TQC uses multiple quantile critics, each outputting n_quantiles values.
"""

import gymnasium as gym

from ray.rllib.algorithms.sac.sac_catalog import SACCatalog
from ray.rllib.core.models.base import Encoder, Model
from ray.rllib.core.models.configs import MLPHeadConfig
from ray.rllib.utils.annotations import OverrideToImplementCustomLogic


class TQCCatalog(SACCatalog):
    """Catalog class for building TQC models.

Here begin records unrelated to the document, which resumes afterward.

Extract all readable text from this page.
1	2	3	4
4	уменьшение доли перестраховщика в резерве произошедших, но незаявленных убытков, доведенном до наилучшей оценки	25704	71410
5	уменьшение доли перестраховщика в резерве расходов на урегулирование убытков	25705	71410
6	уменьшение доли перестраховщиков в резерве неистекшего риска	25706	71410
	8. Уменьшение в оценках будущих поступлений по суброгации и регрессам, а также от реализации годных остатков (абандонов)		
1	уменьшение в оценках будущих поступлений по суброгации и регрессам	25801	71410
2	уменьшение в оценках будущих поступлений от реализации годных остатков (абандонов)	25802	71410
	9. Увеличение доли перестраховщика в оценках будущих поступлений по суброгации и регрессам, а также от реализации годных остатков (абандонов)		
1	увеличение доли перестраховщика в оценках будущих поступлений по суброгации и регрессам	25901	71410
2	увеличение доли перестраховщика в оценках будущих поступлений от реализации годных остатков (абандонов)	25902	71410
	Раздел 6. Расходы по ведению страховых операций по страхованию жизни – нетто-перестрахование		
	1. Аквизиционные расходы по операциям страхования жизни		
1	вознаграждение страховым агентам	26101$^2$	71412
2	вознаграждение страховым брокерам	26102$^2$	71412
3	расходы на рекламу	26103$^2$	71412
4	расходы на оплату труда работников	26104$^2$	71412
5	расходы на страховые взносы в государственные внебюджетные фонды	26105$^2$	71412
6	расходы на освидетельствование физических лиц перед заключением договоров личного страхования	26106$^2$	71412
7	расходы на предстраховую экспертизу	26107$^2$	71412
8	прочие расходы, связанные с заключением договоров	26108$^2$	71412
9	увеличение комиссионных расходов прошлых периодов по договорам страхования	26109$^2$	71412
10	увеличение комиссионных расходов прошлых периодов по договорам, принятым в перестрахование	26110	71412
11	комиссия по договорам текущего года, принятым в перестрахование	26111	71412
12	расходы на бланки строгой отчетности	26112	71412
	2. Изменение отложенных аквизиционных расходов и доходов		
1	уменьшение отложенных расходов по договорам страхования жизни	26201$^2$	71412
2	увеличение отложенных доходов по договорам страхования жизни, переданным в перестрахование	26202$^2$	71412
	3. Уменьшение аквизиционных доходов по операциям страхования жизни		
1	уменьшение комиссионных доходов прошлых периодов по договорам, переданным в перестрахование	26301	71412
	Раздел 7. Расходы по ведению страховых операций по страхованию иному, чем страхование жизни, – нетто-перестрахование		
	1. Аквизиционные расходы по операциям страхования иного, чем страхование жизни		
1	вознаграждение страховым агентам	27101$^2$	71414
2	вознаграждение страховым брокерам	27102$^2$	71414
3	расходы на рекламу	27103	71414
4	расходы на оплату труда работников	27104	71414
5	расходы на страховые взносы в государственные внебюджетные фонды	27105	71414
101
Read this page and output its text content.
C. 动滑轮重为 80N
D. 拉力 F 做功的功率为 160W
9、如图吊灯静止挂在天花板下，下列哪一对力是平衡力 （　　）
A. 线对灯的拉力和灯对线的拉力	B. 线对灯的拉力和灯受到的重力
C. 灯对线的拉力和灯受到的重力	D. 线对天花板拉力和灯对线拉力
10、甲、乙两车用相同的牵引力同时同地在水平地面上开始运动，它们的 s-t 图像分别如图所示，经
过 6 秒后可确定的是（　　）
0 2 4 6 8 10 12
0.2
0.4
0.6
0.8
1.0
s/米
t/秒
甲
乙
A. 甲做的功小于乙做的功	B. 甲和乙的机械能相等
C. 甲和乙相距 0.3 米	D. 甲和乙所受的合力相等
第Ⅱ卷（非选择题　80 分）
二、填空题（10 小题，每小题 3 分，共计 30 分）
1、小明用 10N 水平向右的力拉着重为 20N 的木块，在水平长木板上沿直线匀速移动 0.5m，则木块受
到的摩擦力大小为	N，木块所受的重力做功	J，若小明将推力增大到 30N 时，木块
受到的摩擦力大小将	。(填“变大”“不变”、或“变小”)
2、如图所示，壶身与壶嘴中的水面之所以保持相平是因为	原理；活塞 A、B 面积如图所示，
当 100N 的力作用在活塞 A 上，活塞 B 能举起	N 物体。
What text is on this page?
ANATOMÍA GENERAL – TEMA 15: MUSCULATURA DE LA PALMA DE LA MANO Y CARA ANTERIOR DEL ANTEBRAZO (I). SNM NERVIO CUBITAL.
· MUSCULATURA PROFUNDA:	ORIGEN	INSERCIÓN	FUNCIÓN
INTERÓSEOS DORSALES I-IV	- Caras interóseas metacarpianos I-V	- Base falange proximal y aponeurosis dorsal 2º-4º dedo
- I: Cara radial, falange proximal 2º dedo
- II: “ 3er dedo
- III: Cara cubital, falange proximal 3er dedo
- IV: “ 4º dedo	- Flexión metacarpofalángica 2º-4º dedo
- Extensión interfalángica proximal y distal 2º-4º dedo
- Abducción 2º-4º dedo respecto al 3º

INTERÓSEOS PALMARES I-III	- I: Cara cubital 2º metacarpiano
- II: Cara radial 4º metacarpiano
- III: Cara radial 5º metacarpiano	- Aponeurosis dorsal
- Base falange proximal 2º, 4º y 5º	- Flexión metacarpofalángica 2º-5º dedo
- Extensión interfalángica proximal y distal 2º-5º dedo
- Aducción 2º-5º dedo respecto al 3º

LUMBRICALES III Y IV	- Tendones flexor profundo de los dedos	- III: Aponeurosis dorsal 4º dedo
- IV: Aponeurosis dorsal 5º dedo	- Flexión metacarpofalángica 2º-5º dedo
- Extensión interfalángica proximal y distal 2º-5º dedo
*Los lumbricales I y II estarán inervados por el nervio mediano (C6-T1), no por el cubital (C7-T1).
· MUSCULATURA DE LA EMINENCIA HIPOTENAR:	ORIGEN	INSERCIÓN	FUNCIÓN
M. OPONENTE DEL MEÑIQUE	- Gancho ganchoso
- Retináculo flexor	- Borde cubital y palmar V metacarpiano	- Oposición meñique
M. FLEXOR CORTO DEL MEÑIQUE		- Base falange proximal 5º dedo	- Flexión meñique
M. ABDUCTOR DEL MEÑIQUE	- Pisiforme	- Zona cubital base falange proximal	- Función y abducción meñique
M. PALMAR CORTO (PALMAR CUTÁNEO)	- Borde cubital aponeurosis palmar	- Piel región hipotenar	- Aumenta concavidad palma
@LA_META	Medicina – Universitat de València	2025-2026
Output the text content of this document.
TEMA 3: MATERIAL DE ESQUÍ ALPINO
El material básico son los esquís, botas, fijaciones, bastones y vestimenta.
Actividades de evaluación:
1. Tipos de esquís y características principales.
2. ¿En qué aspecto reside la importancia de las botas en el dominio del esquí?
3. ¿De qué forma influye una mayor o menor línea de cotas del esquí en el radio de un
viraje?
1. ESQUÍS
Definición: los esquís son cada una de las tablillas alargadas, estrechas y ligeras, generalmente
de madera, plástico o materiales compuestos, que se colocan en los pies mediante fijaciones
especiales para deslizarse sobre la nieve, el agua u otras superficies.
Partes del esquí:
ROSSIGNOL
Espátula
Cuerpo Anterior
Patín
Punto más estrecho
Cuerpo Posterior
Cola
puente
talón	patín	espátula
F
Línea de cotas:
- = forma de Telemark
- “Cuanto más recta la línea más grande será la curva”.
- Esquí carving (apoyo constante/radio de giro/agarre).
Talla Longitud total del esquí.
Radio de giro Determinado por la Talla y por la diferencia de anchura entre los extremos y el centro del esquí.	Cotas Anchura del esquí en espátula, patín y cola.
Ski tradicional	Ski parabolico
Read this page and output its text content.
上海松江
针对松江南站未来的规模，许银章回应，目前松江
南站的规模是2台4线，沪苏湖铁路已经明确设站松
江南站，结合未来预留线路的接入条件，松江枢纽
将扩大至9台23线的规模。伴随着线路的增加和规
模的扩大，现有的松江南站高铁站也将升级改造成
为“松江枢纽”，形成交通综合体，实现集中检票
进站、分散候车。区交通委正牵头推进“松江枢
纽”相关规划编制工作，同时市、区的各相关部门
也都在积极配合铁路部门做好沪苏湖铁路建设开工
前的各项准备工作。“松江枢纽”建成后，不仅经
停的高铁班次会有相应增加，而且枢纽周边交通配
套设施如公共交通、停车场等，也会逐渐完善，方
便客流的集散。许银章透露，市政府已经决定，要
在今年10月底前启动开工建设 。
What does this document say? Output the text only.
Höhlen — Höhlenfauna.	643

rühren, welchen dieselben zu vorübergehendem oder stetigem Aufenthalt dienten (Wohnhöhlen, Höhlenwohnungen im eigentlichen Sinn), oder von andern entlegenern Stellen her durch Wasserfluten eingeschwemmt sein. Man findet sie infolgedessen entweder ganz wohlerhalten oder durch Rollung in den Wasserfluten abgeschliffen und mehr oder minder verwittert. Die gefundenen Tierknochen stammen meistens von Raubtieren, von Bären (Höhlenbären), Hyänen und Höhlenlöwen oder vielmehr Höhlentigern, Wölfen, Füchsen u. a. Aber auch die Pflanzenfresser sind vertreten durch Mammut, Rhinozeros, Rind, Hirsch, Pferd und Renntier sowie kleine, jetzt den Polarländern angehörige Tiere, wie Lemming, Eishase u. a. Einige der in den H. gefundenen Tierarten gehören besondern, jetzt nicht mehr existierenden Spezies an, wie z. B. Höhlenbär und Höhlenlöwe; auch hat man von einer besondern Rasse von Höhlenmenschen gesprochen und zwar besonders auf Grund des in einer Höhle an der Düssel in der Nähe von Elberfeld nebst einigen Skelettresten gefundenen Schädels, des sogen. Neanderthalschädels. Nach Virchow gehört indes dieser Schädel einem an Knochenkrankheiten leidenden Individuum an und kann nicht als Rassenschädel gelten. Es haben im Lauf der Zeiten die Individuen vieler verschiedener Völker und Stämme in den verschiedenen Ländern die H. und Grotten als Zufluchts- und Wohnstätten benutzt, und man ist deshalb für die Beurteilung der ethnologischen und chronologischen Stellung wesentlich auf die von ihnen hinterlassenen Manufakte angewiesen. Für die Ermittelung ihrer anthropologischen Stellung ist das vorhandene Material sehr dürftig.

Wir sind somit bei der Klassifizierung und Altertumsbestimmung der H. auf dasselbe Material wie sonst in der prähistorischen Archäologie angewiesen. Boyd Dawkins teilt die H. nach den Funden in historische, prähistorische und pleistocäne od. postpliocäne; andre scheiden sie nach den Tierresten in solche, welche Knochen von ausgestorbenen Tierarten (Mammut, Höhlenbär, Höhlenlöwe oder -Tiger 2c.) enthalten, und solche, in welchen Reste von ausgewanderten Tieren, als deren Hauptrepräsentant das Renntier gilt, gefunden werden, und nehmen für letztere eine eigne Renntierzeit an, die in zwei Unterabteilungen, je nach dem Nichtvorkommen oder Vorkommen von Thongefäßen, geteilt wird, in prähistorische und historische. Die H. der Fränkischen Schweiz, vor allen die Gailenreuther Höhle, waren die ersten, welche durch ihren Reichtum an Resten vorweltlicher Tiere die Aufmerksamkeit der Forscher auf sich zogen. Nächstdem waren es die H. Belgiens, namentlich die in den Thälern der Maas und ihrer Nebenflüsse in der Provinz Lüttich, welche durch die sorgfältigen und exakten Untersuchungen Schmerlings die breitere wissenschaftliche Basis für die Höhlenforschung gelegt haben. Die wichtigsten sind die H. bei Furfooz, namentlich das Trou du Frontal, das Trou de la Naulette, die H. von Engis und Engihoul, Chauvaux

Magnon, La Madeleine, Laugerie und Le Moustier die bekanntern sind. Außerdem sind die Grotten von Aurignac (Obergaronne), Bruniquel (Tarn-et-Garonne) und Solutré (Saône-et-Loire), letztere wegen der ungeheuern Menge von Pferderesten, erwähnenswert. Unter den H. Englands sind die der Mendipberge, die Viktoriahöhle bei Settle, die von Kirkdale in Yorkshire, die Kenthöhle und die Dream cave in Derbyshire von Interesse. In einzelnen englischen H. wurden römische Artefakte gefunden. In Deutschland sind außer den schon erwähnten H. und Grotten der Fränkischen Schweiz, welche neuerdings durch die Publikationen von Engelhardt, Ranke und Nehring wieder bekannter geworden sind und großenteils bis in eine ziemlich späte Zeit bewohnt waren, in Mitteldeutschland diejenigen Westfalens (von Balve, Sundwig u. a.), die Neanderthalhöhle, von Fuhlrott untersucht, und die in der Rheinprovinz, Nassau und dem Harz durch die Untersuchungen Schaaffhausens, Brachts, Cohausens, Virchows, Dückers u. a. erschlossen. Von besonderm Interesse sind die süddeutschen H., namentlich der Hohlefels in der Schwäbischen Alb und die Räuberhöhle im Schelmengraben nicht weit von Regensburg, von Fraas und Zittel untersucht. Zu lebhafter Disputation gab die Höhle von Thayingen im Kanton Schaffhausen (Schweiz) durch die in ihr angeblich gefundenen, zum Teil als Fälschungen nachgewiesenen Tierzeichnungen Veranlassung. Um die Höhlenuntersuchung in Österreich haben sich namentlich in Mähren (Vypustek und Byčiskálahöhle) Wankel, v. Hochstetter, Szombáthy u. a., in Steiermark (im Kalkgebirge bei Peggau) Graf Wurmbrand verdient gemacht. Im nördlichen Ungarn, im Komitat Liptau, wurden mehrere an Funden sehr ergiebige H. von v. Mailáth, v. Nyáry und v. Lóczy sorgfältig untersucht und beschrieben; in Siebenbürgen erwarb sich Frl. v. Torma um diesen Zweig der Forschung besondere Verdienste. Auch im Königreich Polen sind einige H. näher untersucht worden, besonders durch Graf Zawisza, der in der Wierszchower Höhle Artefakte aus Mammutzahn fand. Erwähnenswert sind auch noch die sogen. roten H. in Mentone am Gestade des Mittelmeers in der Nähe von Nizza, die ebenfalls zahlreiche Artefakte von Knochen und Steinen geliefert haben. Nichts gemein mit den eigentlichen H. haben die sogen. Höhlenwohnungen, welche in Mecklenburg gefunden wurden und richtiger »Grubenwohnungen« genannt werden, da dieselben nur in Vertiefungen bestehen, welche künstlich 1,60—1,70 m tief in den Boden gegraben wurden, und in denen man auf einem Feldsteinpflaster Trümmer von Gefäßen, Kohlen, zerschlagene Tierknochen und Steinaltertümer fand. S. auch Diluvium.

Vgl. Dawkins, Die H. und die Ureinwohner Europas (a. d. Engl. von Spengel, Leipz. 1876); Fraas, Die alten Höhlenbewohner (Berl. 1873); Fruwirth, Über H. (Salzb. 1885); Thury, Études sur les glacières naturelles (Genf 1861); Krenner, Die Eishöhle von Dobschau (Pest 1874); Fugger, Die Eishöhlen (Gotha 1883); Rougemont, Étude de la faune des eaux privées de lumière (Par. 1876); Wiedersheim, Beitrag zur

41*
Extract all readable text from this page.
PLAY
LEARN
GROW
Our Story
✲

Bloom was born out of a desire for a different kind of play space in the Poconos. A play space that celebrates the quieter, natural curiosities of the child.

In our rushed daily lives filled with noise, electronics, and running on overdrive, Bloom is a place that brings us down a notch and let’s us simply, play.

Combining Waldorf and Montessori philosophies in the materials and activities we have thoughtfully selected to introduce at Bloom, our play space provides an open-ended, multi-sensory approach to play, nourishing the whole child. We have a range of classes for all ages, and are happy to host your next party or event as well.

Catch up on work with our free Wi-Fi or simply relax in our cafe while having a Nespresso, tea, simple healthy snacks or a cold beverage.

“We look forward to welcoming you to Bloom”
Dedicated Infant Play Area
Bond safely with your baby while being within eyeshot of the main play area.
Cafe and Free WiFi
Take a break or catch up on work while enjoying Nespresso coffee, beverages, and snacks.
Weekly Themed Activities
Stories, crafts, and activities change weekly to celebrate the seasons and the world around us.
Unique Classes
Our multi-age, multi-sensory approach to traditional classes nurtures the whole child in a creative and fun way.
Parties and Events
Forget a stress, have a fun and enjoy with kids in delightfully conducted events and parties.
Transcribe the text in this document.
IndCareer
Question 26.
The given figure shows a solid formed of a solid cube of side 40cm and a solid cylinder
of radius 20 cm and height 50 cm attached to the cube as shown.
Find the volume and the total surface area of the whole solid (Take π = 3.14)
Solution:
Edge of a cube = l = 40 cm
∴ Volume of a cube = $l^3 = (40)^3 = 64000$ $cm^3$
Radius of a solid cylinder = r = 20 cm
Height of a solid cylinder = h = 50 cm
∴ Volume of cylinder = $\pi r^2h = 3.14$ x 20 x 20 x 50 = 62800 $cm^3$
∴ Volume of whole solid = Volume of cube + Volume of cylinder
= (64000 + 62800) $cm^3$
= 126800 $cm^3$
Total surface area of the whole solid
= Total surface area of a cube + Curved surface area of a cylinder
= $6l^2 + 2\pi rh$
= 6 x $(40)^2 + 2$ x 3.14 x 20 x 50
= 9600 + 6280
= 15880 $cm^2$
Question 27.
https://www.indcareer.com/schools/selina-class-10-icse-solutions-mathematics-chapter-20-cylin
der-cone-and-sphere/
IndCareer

    TQC extends SAC by using distributional critics with quantile regression.
    Each critic outputs `n_quantiles` values instead of a single Q-value.

    The catalog builds:
    - Pi Encoder: Same as SAC (encodes observations for the actor)
    - Pi Head: Same as SAC (outputs mean and log_std for Squashed Gaussian)
    - QF Encoders: Multiple encoders for quantile critics
    - QF Heads: Multiple heads, each outputting n_quantiles values
    """

    def __init__(
        self,
        observation_space: gym.Space,
        action_space: gym.Space,
        model_config_dict: dict,
        view_requirements: dict = None,
    ):
        """Initializes the TQCCatalog.

        Args:
            observation_space: The observation space of the environment.
            action_space: The action space of the environment.
            model_config_dict: The model config dictionary containing
                TQC-specific parameters like n_quantiles and n_critics.
            view_requirements: Not used, kept for API compatibility.
        """
        # Extract TQC-specific parameters before calling super().__init__
        self.n_quantiles = model_config_dict.get("n_quantiles", 25)
        self.n_critics = model_config_dict.get("n_critics", 2)

        super().__init__(
            observation_space=observation_space,
            action_space=action_space,
            model_config_dict=model_config_dict,
            view_requirements=view_requirements,
        )

        # Override the QF head config to output n_quantiles instead of 1
        # For TQC, we always output n_quantiles (continuous action space)
        self.qf_head_config = MLPHeadConfig(
            input_dims=self.latent_dims,
            hidden_layer_dims=self.pi_and_qf_head_hiddens,
            hidden_layer_activation=self.pi_and_qf_head_activation,
            output_layer_activation="linear",
            output_layer_dim=self.n_quantiles,
        )

    @OverrideToImplementCustomLogic
    def build_qf_encoder(self, framework: str) -> Encoder:
        """Builds a Q-function encoder for TQC.

        Same as SAC - encodes state-action pairs.

        Args:
            framework: The framework to use ("torch").

        Returns:
            The encoder for the Q-network.
        """
        return super().build_qf_encoder(framework=framework)

    @OverrideToImplementCustomLogic
    def build_qf_head(self, framework: str) -> Model:
        """Builds a Q-function head that outputs n_quantiles values.

        Args:
            framework: The framework to use ("torch").

        Returns:
            The Q-function head outputting n_quantiles values.
        """
        return self.qf_head_config.build(framework=framework)